Brenner would like opportunity to continue with things council has been working on
Marnie Brenner is seeking a second consecutive term on Williams Lake city council. (Monica Lamb-Yorski photo - Williams Lake Tribune)

Incumbent Marnie Brenner is seeking re-election for a second term on city council.

“When I ran four years ago it was driven by wanting to see diversity at the council table and wanting to have a part in improving relationships with Indigenous communities around Williams Lake,” said Brenner, who is an Indigenous woman.

Brenner said her view has expanded to include council’s need to look at housing, the health care professional shortage, recruitment and retention, mental health and addictions and the ‘hard to home.’

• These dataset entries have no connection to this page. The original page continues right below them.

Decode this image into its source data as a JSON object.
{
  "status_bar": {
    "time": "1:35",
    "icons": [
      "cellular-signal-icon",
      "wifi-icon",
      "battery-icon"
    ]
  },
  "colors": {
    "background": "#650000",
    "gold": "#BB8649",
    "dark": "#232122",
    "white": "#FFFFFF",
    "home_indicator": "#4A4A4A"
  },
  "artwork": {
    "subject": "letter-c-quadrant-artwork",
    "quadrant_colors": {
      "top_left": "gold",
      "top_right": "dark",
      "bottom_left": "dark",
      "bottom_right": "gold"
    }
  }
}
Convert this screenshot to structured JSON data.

“As a council we’ve done so many things moving forward. We have different partners in the community. I believe that we are on a momentum and I would like to have the opportunity to continue to serve so that we continue this momentum.”

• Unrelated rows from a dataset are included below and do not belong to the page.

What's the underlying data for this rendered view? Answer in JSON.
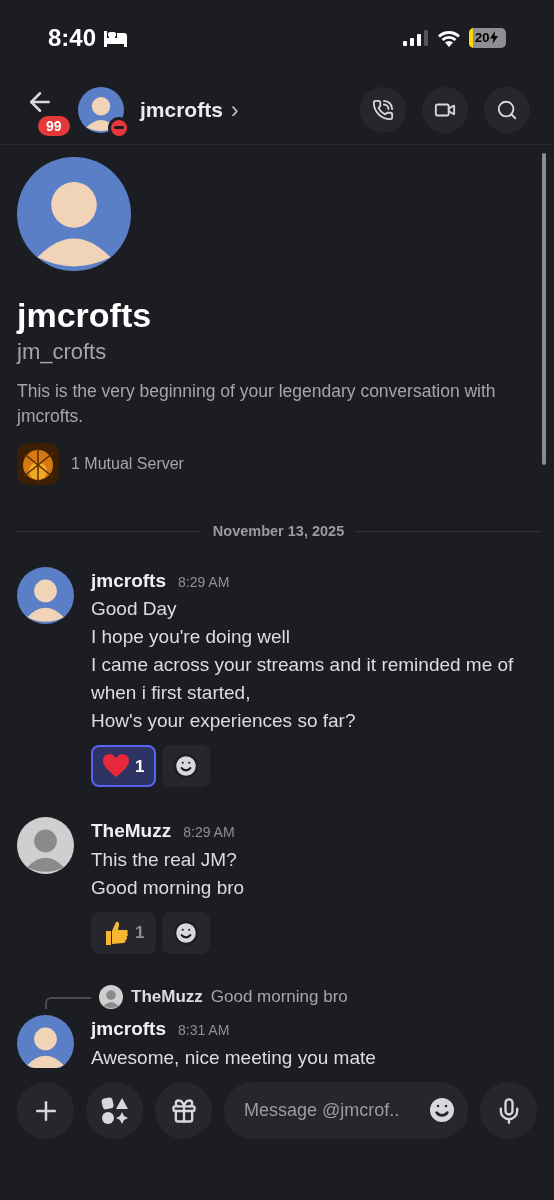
{
  "status_bar": {
    "time": "8:40",
    "battery": "20"
  },
  "header": {
    "back_badge": "99",
    "title": "jmcrofts",
    "chevron": "›",
    "do_not_disturb": true
  },
  "profile": {
    "display_name": "jmcrofts",
    "username": "jm_crofts",
    "intro": "This is the very beginning of your legendary conversation with jmcrofts.",
    "mutual_servers": "1 Mutual Server"
  },
  "date_divider": "November 13, 2025",
  "messages": [
    {
      "author": "jmcrofts",
      "avatar": {
        "color": "#5b7fc7"
      },
      "time": "8:29 AM",
      "lines": [
        "Good Day",
        "I hope you're doing well",
        "I came across your streams and it reminded me of when i first started,",
        "How's your experiences so far?"
      ],
      "reactions": [
        {
          "kind": "heart",
          "count": "1",
          "selected": true
        }
      ]
    },
    {
      "author": "TheMuzz",
      "avatar": {
        "color": "#cfcfcf"
      },
      "time": "8:29 AM",
      "lines": [
        "This the real JM?",
        "Good morning bro"
      ],
      "reactions": [
        {
          "kind": "thumbs-up",
          "count": "1",
          "selected": false
        }
      ]
    },
    {
      "author": "jmcrofts",
      "avatar": {
        "color": "#5b7fc7"
      },
      "time": "8:31 AM",
      "reply": {
        "author": "TheMuzz",
        "text": "Good morning bro"
      },
      "lines": [
        "Awesome, nice meeting you mate"
      ]
    }
  ],
  "composer": {
    "placeholder": "Message @jmcrof.."
  }
}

Brenner has been advocating for a relational style of policing she thinks would be effective in Williams Lake, borrowing the idea from Saskatoon.

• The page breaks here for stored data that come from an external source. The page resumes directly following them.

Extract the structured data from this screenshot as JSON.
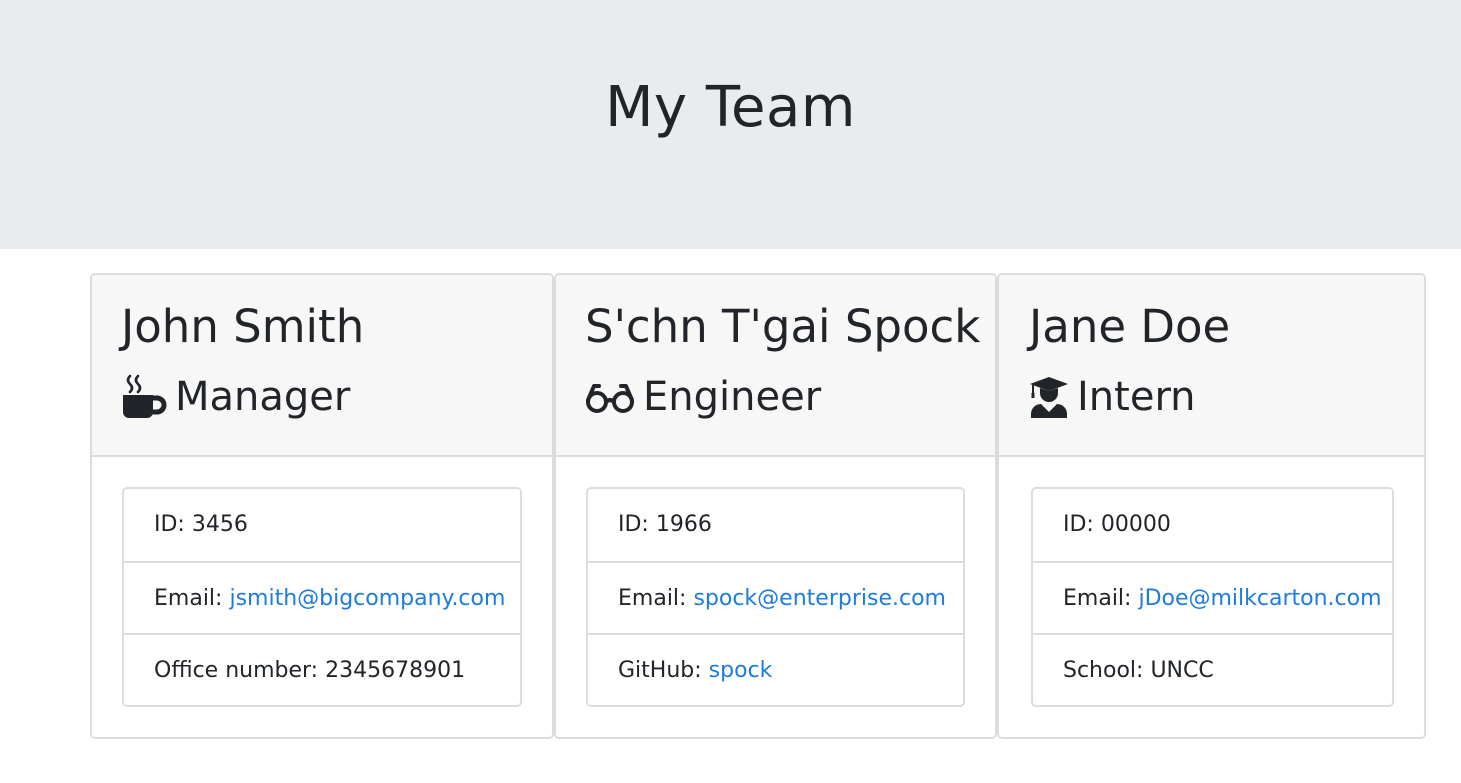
{
  "header": {
    "title": "My Team"
  },
  "employees": [
    {
      "name": "John Smith",
      "role": "Manager",
      "icon": "coffee-mug-icon",
      "id_label": "ID: ",
      "id": "3456",
      "email_label": "Email: ",
      "email": "jsmith@bigcompany.com",
      "extra_label": "Office number: ",
      "extra_value": "2345678901"
    },
    {
      "name": "S'chn T'gai Spock",
      "role": "Engineer",
      "icon": "glasses-icon",
      "id_label": "ID: ",
      "id": "1966",
      "email_label": "Email: ",
      "email": "spock@enterprise.com",
      "extra_label": "GitHub: ",
      "extra_value": "spock"
    },
    {
      "name": "Jane Doe",
      "role": "Intern",
      "icon": "graduate-icon",
      "id_label": "ID: ",
      "id": "00000",
      "email_label": "Email: ",
      "email": "jDoe@milkcarton.com",
      "extra_label": "School: ",
      "extra_value": "UNCC"
    }
  ]
}
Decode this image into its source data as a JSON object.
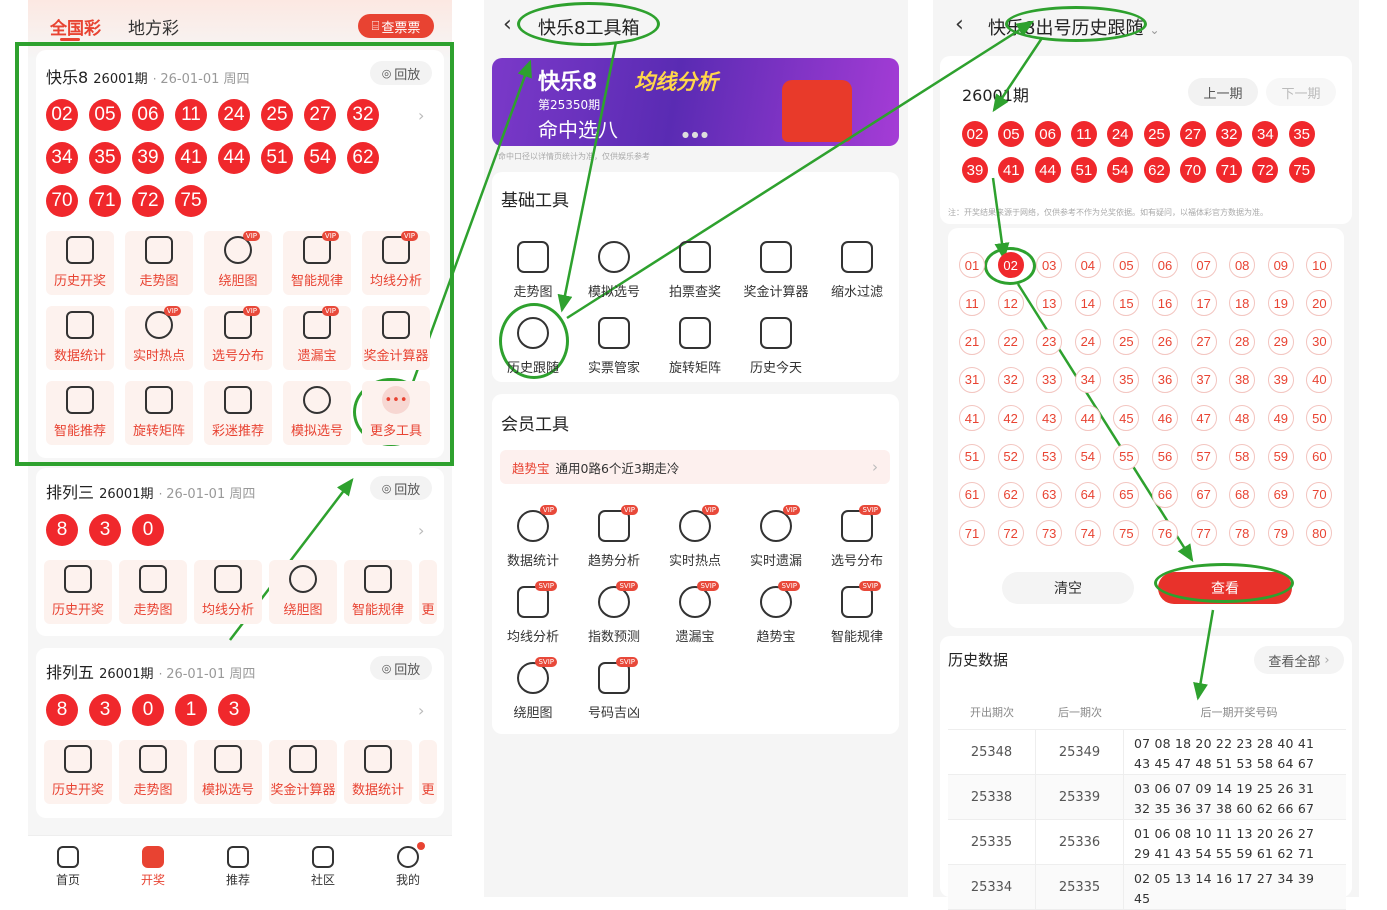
{
  "left": {
    "top_tabs": [
      "全国彩",
      "地方彩"
    ],
    "ticket_btn": "查票票",
    "kl8": {
      "name": "快乐8",
      "issue": "26001期",
      "date": "26-01-01 周四",
      "replay": "回放",
      "balls": [
        "02",
        "05",
        "06",
        "11",
        "24",
        "25",
        "27",
        "32",
        "34",
        "35",
        "39",
        "41",
        "44",
        "51",
        "54",
        "62",
        "70",
        "71",
        "72",
        "75"
      ],
      "tools": [
        "历史开奖",
        "走势图",
        "绕胆图",
        "智能规律",
        "均线分析",
        "数据统计",
        "实时热点",
        "选号分布",
        "遗漏宝",
        "奖金计算器",
        "智能推荐",
        "旋转矩阵",
        "彩迷推荐",
        "模拟选号",
        "更多工具"
      ],
      "tool_icons": [
        "trophy-icon",
        "trend-icon",
        "target-icon",
        "grid-icon",
        "bars-icon",
        "pie-icon",
        "fire-icon",
        "grid-icon",
        "bowl-icon",
        "calculator-icon",
        "robot-icon",
        "matrix-icon",
        "thumb-icon",
        "ball-icon",
        "more-icon"
      ]
    },
    "pl3": {
      "name": "排列三",
      "issue": "26001期",
      "date": "26-01-01 周四",
      "replay": "回放",
      "balls": [
        "8",
        "3",
        "0"
      ],
      "tools": [
        "历史开奖",
        "走势图",
        "均线分析",
        "绕胆图",
        "智能规律",
        "更"
      ]
    },
    "pl5": {
      "name": "排列五",
      "issue": "26001期",
      "date": "26-01-01 周四",
      "replay": "回放",
      "balls": [
        "8",
        "3",
        "0",
        "1",
        "3"
      ],
      "tools": [
        "历史开奖",
        "走势图",
        "模拟选号",
        "奖金计算器",
        "数据统计",
        "更"
      ]
    },
    "nav": [
      "首页",
      "开奖",
      "推荐",
      "社区",
      "我的"
    ]
  },
  "middle": {
    "title": "快乐8工具箱",
    "banner": {
      "brand": "快乐8",
      "tag": "均线分析",
      "issue": "第25350期",
      "slogan": "命中选八",
      "note": "命中口径以详情页统计为准，仅供娱乐参考"
    },
    "basic_title": "基础工具",
    "basic_tools": [
      "走势图",
      "模拟选号",
      "拍票查奖",
      "奖金计算器",
      "缩水过滤",
      "历史跟随",
      "实票管家",
      "旋转矩阵",
      "历史今天"
    ],
    "member_title": "会员工具",
    "member_banner": {
      "tag": "趋势宝",
      "text": "通用0路6个近3期走冷"
    },
    "member_tools": [
      "数据统计",
      "趋势分析",
      "实时热点",
      "实时遗漏",
      "选号分布",
      "均线分析",
      "指数预测",
      "遗漏宝",
      "趋势宝",
      "智能规律",
      "绕胆图",
      "号码吉凶"
    ]
  },
  "right": {
    "title": "快乐8出号历史跟随",
    "issue": "26001期",
    "prev": "上一期",
    "next": "下一期",
    "balls": [
      "02",
      "05",
      "06",
      "11",
      "24",
      "25",
      "27",
      "32",
      "34",
      "35",
      "39",
      "41",
      "44",
      "51",
      "54",
      "62",
      "70",
      "71",
      "72",
      "75"
    ],
    "disclaimer": "注：开奖结果来源于网络，仅供参考不作为兑奖依据。如有疑问，以福体彩官方数据为准。",
    "selected": "02",
    "clear": "清空",
    "view": "查看",
    "history_title": "历史数据",
    "view_all": "查看全部",
    "cols": [
      "开出期次",
      "后一期次",
      "后一期开奖号码"
    ],
    "rows": [
      {
        "a": "25348",
        "b": "25349",
        "nums": "07 08 18 20 22 23 28 40 41 43 45 47 48 51 53 58 64 67 78 80"
      },
      {
        "a": "25338",
        "b": "25339",
        "nums": "03 06 07 09 14 19 25 26 31 32 35 36 37 38 60 62 66 67 68 75"
      },
      {
        "a": "25335",
        "b": "25336",
        "nums": "01 06 08 10 11 13 20 26 27 29 41 43 54 55 59 61 62 71 76 80"
      },
      {
        "a": "25334",
        "b": "25335",
        "nums": "02 05 13 14 16 17 27 34 39 45"
      }
    ]
  },
  "colors": {
    "accent": "#f0282c",
    "annotation": "#2ea12e"
  }
}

“First of all they will support the RCMP, fill the gaps in the downtown core so they are walking a beat and have a presence. They can also do case management, tickets and fines so they have a little bit of teeth.”

The relational police officers can respond immediately to less serious issues and allow the RCMP to continue to do the work they need to do, she added.

“They don’t carry guns, they don’t carry a Taser. They are there to build those relationships and fill the gaps of the different resources.”

Brenner has lived in Williams Lake since 2000. A nurse by trade, she is currently pursuing a master’s degree and has started a foot care and diabetes education business.

In 2020, Williams Lake First Nation called for Brenner’s resignation after she said during a city council meeting that “not everyone’s experience at residential school was a bad one.”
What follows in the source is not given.